In today’s Gospel, we see how challenging it is not to compare ourselves to others, and, secondly, how hard it is not to determine our worth from money. How much pain happens in our lives because we try to find our worth in others and not in God. Look at how we pick on ourselves day and night because we are not like others – as beautiful, as rich, as healthy, as good at sports or singing or speaking, as good at dancing, have such a nice house or vehicle. What a terrible distraction. What a hit do we take to our identity when we do this. We really do this to our own peril because as we are looking at what others are doing and how we are not like them we miss out on what we are and how we are created. It is sad but most of us spend a great deal of our lives wishing we were someone else. Why do we do this? I think it has to do with love. We believe that they are loved more than us and if we had those things we would have the same love, which we are in need of.
It is funny but I grew up in a family of five children and, though parents try their best, it does often feel like there is only so much love to go around, and only so much attention, and so you compete for it in various ways. If you are not skilled at the usual things that make parents proud, you may start excelling at things that get negative attention. We all need love, not to have it means to die and that is proven. We have often grown up thinking that we had to earn attention and affection, and that pretty much sets us up to be taken advantage of by others.
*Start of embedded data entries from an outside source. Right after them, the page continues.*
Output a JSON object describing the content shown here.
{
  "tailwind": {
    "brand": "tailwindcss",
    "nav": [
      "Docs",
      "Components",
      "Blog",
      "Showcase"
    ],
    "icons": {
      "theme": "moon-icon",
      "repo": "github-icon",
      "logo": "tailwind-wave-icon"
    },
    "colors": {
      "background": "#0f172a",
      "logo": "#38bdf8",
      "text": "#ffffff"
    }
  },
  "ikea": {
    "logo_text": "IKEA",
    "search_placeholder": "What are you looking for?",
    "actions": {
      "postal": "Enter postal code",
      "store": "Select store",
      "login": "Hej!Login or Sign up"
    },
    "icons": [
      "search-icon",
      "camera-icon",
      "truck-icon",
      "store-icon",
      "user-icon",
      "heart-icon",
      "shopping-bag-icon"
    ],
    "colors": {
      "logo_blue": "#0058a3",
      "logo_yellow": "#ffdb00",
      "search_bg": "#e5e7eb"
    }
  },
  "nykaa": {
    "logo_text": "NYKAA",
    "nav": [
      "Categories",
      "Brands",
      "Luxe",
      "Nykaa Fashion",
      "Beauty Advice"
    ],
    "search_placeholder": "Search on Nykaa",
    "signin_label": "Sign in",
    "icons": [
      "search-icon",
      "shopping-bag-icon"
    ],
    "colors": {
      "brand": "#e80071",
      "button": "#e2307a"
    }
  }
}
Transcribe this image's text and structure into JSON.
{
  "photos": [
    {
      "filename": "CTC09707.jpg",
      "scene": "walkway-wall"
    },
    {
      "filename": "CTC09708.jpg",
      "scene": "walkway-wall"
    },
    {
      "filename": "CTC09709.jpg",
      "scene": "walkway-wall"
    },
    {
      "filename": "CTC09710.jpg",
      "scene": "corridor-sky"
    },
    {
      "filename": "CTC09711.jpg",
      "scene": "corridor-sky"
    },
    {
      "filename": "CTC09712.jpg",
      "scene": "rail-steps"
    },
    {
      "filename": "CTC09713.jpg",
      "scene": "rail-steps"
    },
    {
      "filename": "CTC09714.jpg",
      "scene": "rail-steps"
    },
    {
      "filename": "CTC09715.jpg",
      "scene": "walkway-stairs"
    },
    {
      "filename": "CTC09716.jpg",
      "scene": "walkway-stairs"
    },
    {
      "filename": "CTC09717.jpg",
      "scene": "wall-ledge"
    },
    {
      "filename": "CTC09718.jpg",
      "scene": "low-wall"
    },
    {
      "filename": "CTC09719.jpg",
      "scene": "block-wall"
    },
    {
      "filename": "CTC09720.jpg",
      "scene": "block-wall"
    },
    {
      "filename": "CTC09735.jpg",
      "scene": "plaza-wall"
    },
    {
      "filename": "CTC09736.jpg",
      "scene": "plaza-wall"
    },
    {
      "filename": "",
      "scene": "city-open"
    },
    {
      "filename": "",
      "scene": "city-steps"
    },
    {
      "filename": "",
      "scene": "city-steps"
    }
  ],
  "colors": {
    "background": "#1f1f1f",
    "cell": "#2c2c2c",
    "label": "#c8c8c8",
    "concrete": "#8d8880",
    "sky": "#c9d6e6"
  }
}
They can use us in our hunger to belong, to have relationships. It is like a magic they have over us. People keep wondering why people go back to abuse, to drugs, to negative relationships and friends. It is because we are desperate. We feel we need what they can give, perhaps only in small quantities, but we think it is better than nothing. If your whole world is a poor well, you sit around hoping for water and are afraid to walk away to look for something better. We become more and more desperate and fearful as we are becoming further from God. Until, that is, we discover the one thing that will set us free.
What is that one thing? That we don’t need to earn love and love earned is not love, it is a wage. Love is a free gift and anyone who wants you to earn it is using you and exploiting your weaknesses for their own gain. Respect can be earned but not love. When we know God, we know there is an abundant source, that there is more than enough to go around and we have wasted our time looking for crumbs when a large feast is set if we would just move to the table. We are like an eagle that was raised as a chicken. We go around trying to be a chicken, trying to be most chicken-like thinking, “If only I could be better at eating scraps,” comparing our skills to other chickens and our looks to other chickens and thinking, “If only I was like them,” and yet always unsatisfied. The day will come, hopefully, when we wonder, “Why am I trying to be a chicken? I am an eagle,” and we will fly away. You see, why are we trying to be something that we are not? We were made specifically and uniquely with gifts that no one else has. We have a mission no one else can fulfill and we are robbing ourselves and the world and God when we are trying to be anything but ourselves. Why am I fighting for crumbs under that table, the crumbs of human glory? Why am I looking at what others have when I have something they do not? Maybe people have said to you that you do not have anything special about yourself. I say rubbish. Are you declaring that God ran out of creative genius and had to make two alike when He has never made even two rocks or animals or plants or planets the same?
This is a good reason for why we spend time with God. If you don’t know what something is and what it is supposed to do, you talk to the creator and see what they say. Ask yourselves this question: is your life exalting God right now? If it is not, then you and I are not experiencing God’s plan for us. We spend time with God to know His image and likeness, to know what the plan is so our lives take on the unique significance they are made to. One of the prayers I like to remind myself of is the prayer Mary said after her cousin Elizabeth said, “Blessed are you among woman and blessed is the fruit of thy womb.” Mary said, “My soul proclaims the greatness of the Lord,” and I ask myself, “Does my soul proclaim the great works of God? Can people see that I have embraced God’s calling for me?” If not, I pray for that grace. Can people see that I am baptized, that I choose to use the grace offered me to be someone different? If not, then I must pray for the grace to be different.
Looking around at others to find your value will leave you impoverished and angry, just as the workers in the vineyard. Look at the cross and the price that was paid for you and it will set you free and allow you to see your true value. One person described prayer as wasting time with God, yet in this wasted time we will find our dignity, the love and mercy we need to be whom we are created to be. We will start glorifying God and finding peace. St Athanasius was threatened with banishment by the empress who took exception to his preaching. He was not afraid to point out people’s imperfections and disgraceful ways of living. St Athanasius told her that she didn’t scare him because she couldn’t banish him to any place that God is not present. My dear brothers and sisters, does our soul glorify God? Does our soul rejoice in God our Saviour? Do you feel like you do not have enough? Or are not good enough? Do you think you are not special or unique? Then start wasting more time with God. Then you will see that God has been generous with you, the real you.